El miedo primordial y familiar que utiliza Sharon –el que le permite sostener que todas las acciones agresivas son defensivas– es el miedo a que los vecinos de Israel quieran arrojar a los judíos al mar. El miedo secundario que Sharon manipula es el miedo que tienen los judíos de la diáspora a verse obligados a buscar un puerto seguro en Israel. Es el miedo que lleva a millones de judíos de todo el mundo –muchos de ellos asqueados por la agresión israelí– a callarse la boca y a mandar sus cheques a modo de anticipo por el santuario futuro.

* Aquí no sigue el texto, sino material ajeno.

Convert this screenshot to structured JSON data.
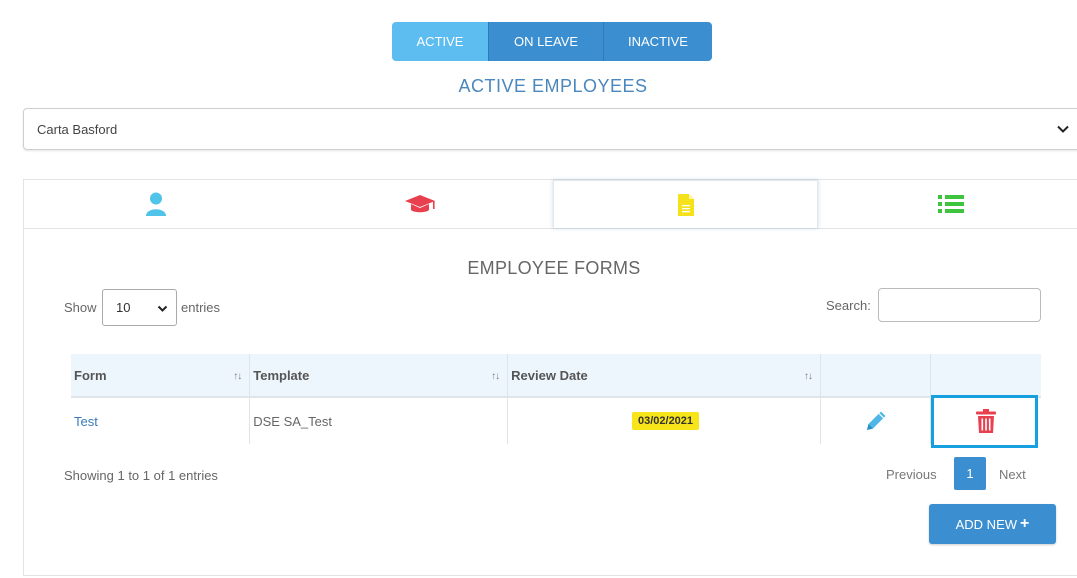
{
  "status_tabs": [
    {
      "label": "ACTIVE",
      "selected": true
    },
    {
      "label": "ON LEAVE",
      "selected": false
    },
    {
      "label": "INACTIVE",
      "selected": false
    }
  ],
  "page_title": "ACTIVE EMPLOYEES",
  "employee_select": {
    "value": "Carta Basford"
  },
  "section_tabs": [
    {
      "icon": "user-icon",
      "color": "#4fc3e8"
    },
    {
      "icon": "graduation-cap-icon",
      "color": "#e8404f"
    },
    {
      "icon": "document-icon",
      "color": "#f5e21b",
      "selected": true
    },
    {
      "icon": "list-icon",
      "color": "#3ec43e"
    }
  ],
  "forms_heading": "EMPLOYEE FORMS",
  "length_control": {
    "show": "Show",
    "value": "10",
    "entries": "entries"
  },
  "search": {
    "label": "Search:",
    "value": ""
  },
  "table": {
    "columns": [
      "Form",
      "Template",
      "Review Date"
    ],
    "rows": [
      {
        "form": "Test",
        "template": "DSE SA_Test",
        "review_date": "03/02/2021"
      }
    ]
  },
  "info": "Showing 1 to 1 of 1 entries",
  "pagination": {
    "previous": "Previous",
    "current": "1",
    "next": "Next"
  },
  "add_button": {
    "label": "ADD NEW",
    "icon": "plus-icon"
  },
  "colors": {
    "primary": "#3b8fd0",
    "active_tab": "#5dbcf0",
    "title": "#4a87bd",
    "delete": "#e8404f",
    "edit": "#4fb6e8",
    "highlight": "#16a0e0"
  }
}
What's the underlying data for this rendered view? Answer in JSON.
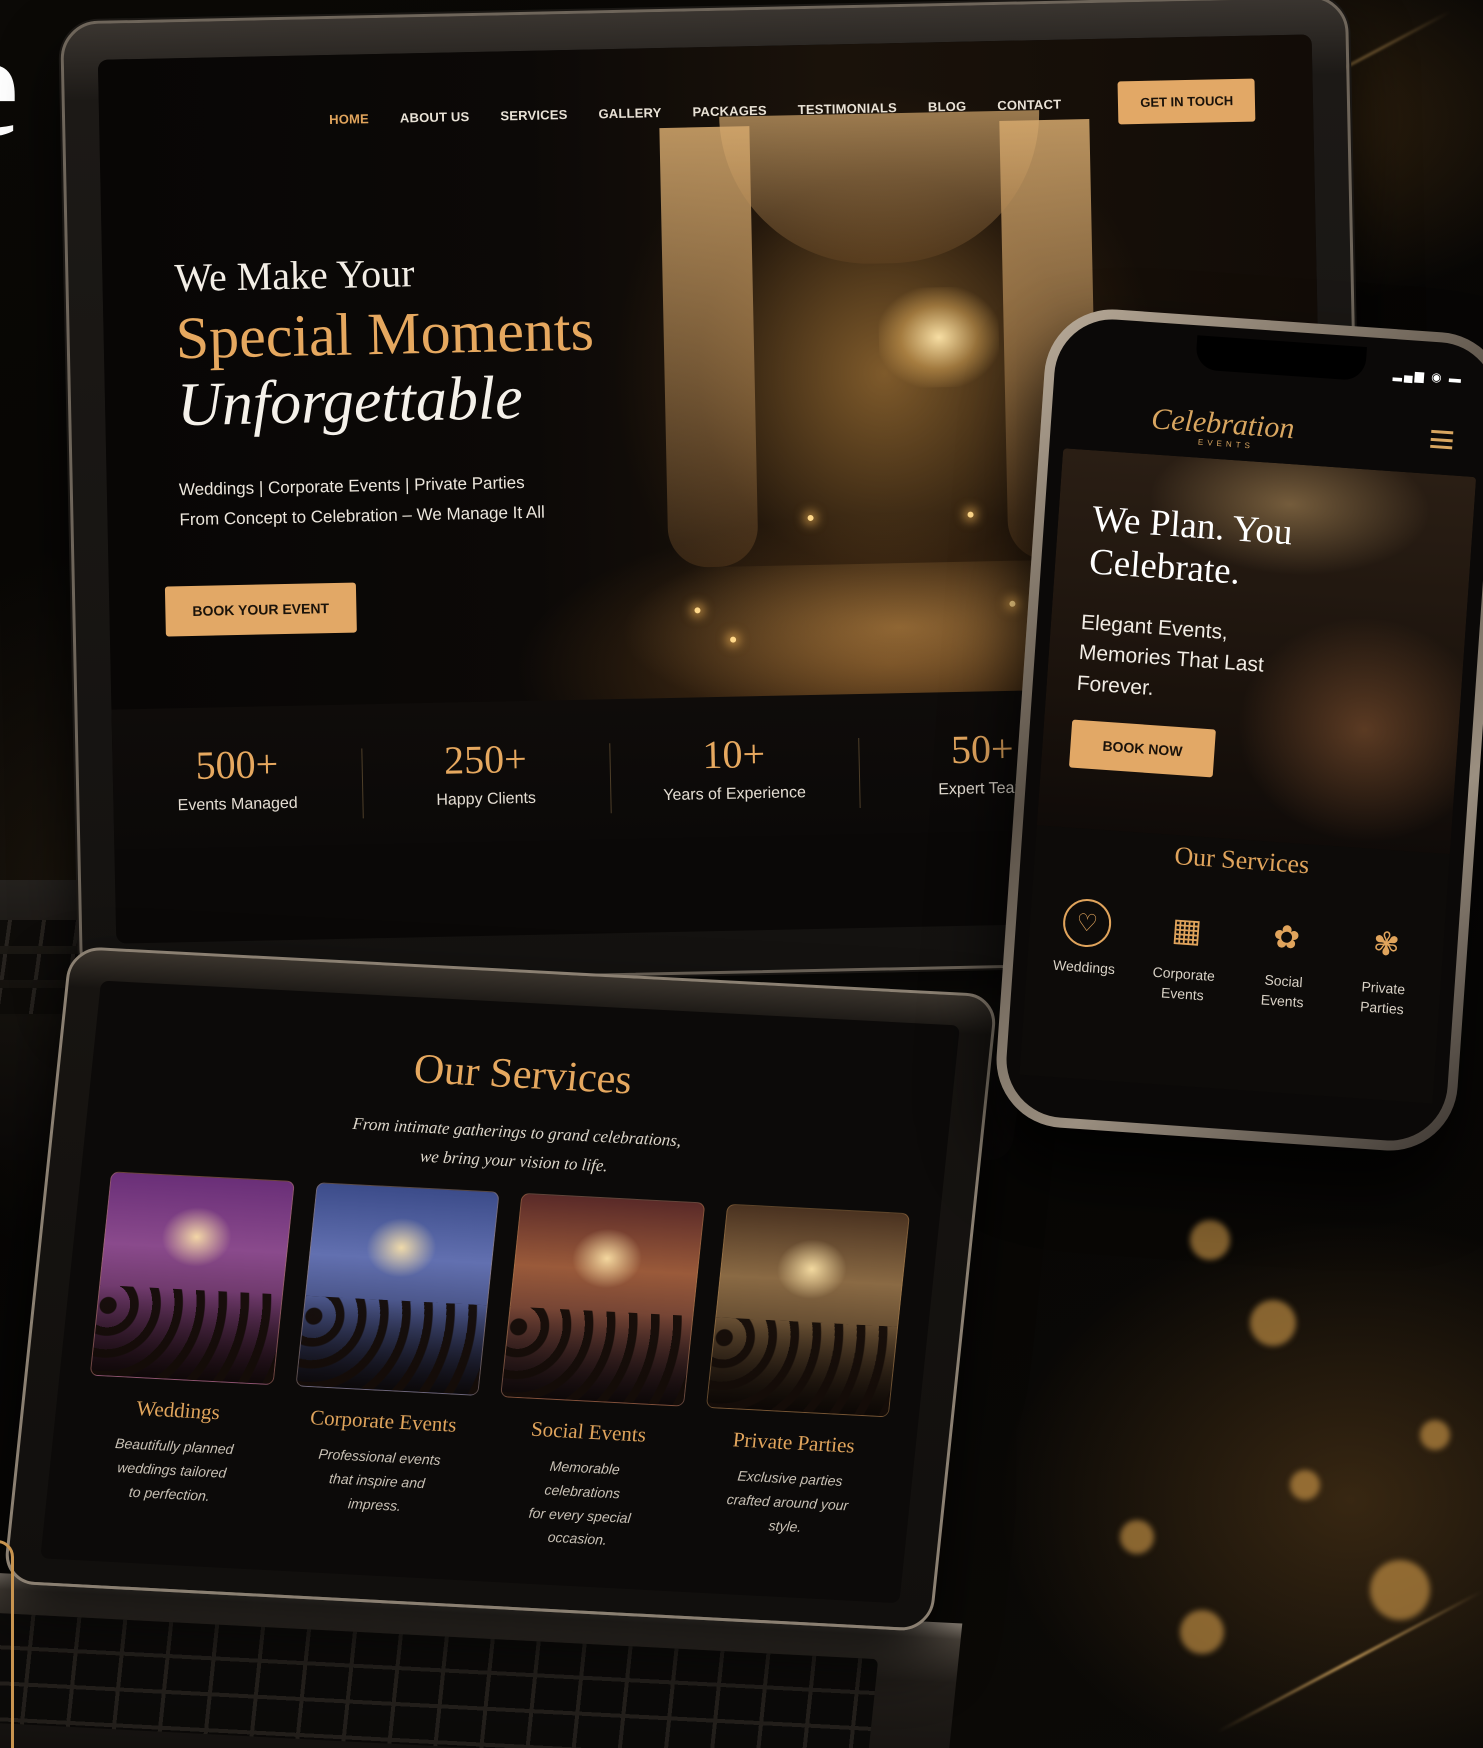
{
  "heading_fragment": "e",
  "desktop": {
    "nav": {
      "items": [
        "HOME",
        "ABOUT US",
        "SERVICES",
        "GALLERY",
        "PACKAGES",
        "TESTIMONIALS",
        "BLOG",
        "CONTACT"
      ],
      "active": "HOME",
      "cta": "GET IN TOUCH"
    },
    "hero": {
      "line1": "We Make Your",
      "line2": "Special Moments",
      "line3": "Unforgettable",
      "sub1": "Weddings | Corporate Events | Private Parties",
      "sub2": "From Concept to Celebration – We Manage It All",
      "button": "BOOK YOUR EVENT"
    },
    "stats": [
      {
        "value": "500+",
        "label": "Events Managed"
      },
      {
        "value": "250+",
        "label": "Happy Clients"
      },
      {
        "value": "10+",
        "label": "Years of Experience"
      },
      {
        "value": "50+",
        "label": "Expert Team"
      }
    ]
  },
  "mobile": {
    "logo": "Celebration",
    "logo_sub": "EVENTS",
    "hero_title_1": "We Plan. You",
    "hero_title_2": "Celebrate.",
    "hero_sub_1": "Elegant Events,",
    "hero_sub_2": "Memories That Last",
    "hero_sub_3": "Forever.",
    "button": "BOOK NOW",
    "services_title": "Our Services",
    "services": [
      {
        "label1": "Weddings",
        "label2": "",
        "icon": "heart-icon"
      },
      {
        "label1": "Corporate",
        "label2": "Events",
        "icon": "building-icon"
      },
      {
        "label1": "Social",
        "label2": "Events",
        "icon": "flower-icon"
      },
      {
        "label1": "Private",
        "label2": "Parties",
        "icon": "ribbon-icon"
      }
    ]
  },
  "services_page": {
    "title": "Our Services",
    "sub1": "From intimate gatherings to grand celebrations,",
    "sub2": "we bring your vision to life.",
    "cards": [
      {
        "name": "Weddings",
        "desc1": "Beautifully planned",
        "desc2": "weddings tailored",
        "desc3": "to perfection."
      },
      {
        "name": "Corporate Events",
        "desc1": "Professional events",
        "desc2": "that inspire and",
        "desc3": "impress."
      },
      {
        "name": "Social Events",
        "desc1": "Memorable celebrations",
        "desc2": "for every special",
        "desc3": "occasion."
      },
      {
        "name": "Private Parties",
        "desc1": "Exclusive parties",
        "desc2": "crafted around your",
        "desc3": "style."
      }
    ]
  },
  "colors": {
    "accent": "#e2a866",
    "gold_text": "#e6a85f",
    "background": "#0a0807"
  }
}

La ecuación es simple: cuanto más miedo tienen los judíos, más poder tiene Sharon. Elegida a partir de una plataforma que pregonaba “la paz por la vía de la seguridad”, la administración Sharon a duras penas pudo ocultar su regocijo por el ascenso de Le Pen, invitando de inmediato a los judíos franceses a hacer las valijas y volver a la tierra prometida.

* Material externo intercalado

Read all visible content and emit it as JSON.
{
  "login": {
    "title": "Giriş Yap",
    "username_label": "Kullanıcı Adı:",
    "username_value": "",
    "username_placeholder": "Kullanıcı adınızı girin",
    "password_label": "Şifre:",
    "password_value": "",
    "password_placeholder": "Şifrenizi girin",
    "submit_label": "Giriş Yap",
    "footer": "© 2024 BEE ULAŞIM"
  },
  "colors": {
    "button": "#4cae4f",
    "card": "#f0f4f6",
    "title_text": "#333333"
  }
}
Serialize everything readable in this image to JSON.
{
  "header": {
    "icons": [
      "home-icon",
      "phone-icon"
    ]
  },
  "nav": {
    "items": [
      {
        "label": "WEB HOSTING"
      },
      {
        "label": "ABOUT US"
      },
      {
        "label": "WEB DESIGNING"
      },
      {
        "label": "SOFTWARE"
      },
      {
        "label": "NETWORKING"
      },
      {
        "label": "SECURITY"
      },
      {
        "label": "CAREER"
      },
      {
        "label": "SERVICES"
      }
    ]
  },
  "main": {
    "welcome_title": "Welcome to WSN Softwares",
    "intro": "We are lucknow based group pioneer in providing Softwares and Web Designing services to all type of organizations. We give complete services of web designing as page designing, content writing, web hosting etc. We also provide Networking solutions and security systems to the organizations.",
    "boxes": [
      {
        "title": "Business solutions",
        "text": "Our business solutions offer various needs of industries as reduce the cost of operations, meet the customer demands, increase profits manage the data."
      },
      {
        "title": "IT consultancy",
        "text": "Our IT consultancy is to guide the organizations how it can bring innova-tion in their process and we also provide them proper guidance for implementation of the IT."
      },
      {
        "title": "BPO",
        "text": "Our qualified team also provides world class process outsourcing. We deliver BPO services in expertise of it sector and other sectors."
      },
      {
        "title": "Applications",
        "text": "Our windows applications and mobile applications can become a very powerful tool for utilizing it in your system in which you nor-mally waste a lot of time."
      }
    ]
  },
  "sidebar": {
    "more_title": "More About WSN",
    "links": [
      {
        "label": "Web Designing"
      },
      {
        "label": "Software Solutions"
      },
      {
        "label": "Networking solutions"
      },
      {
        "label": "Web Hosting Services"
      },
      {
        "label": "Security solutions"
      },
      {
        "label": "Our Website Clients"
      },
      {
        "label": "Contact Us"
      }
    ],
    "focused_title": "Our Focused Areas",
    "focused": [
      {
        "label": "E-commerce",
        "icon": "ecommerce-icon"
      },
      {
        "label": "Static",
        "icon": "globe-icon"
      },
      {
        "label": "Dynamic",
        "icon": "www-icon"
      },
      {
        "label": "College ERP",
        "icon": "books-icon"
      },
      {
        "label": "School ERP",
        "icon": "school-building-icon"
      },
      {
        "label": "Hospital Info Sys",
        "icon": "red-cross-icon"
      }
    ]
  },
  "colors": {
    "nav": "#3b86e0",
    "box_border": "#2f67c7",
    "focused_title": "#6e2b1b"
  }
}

Para Sharon, el miedo judío es lo que garantiza que su poder no será sometido a examen, asegurándole la impunidad necesaria para hacer lo impensable: enviar tropas al Ministerio de Educación de la Autoridad Palestina para robar y destruir archivos; quemar niños vivos en sus propias casas; detener ambulancias para impedirles asistir a los moribundos.
Los judíos que viven fuera de Israel están ahora en un cepo difícil: las acciones del país que se suponía debía garantizarles su futura seguridad están ahora poniéndolos en una situación cada vez más insegura. Sharon está borrando deliberadamente cualquier distinción entre los términos “judío” e “israelí”, alegando que no pelea por el territorio israelí sino por la supervivencia del pueblo judío. Y cuando surge el antisemitismo, parcialmente, al menos, como resultado de sus acciones, es él, Sharon, el que está una vez más en posición de cosechar sus dividendos políticos.
Y la cosa funciona. La mayoría de los judíos están tan asustados que harían cualquier cosa por defender las políticas israelíes. Así, cuando un fuego sospechoso se ensañó con la fachada de la sinagoga de mi barrio, el cartel que pusieron en la puerta no decía “Gracias por nada, Sharon”. Decía: “Apoyemos a Israel. ¡Ahora más que nunca!”
Hay una salida. Nada borrará el antisemitismo, pero los judíos de fuera y dentro de Israel podrían estar un poco más seguros si hubiera una campaña que distinguiera entre las distintas posiciones judías y las acciones del Estado israelí. Es aquí donde un movimiento internacional puede jugar un papel decisivo. Ya están armándose alianzas entre los activistas antiglobalización y los refuseniks israelíes, soldados que se niegan a cumplir con sus obligaciones en los territorios ocupados. Y las imágenes más potentes de las protestas del sábado fueron las de los rabinos y los palestinos caminando codo a codo por las calles. Pero es preciso hacer más todavía. Para los partidarios de la justicia social es fácil pensar que, dado que los judíos ya tienen apoyos tan poderosos en Washington y Jerusalén, la del antisemitismo es una batalla que no necesitan librar. Es un error fatal. La batalla debe librarse precisamente porque los Sharon usan el antisemitismo como arma.
Cuando el antisemitismo deje de ser considerado un asunto judío, a cargo exclusivamente de Israel y el lobby sionista, Sharon perderá el arma más efectiva que tiene para mantener una ocupación indefendible y cada vez más brutal. Y, a manera de extra bonus, cada vez que disminuya el odio a los judíos, los Jean-Marie Le Pen se empequeñecerán con él.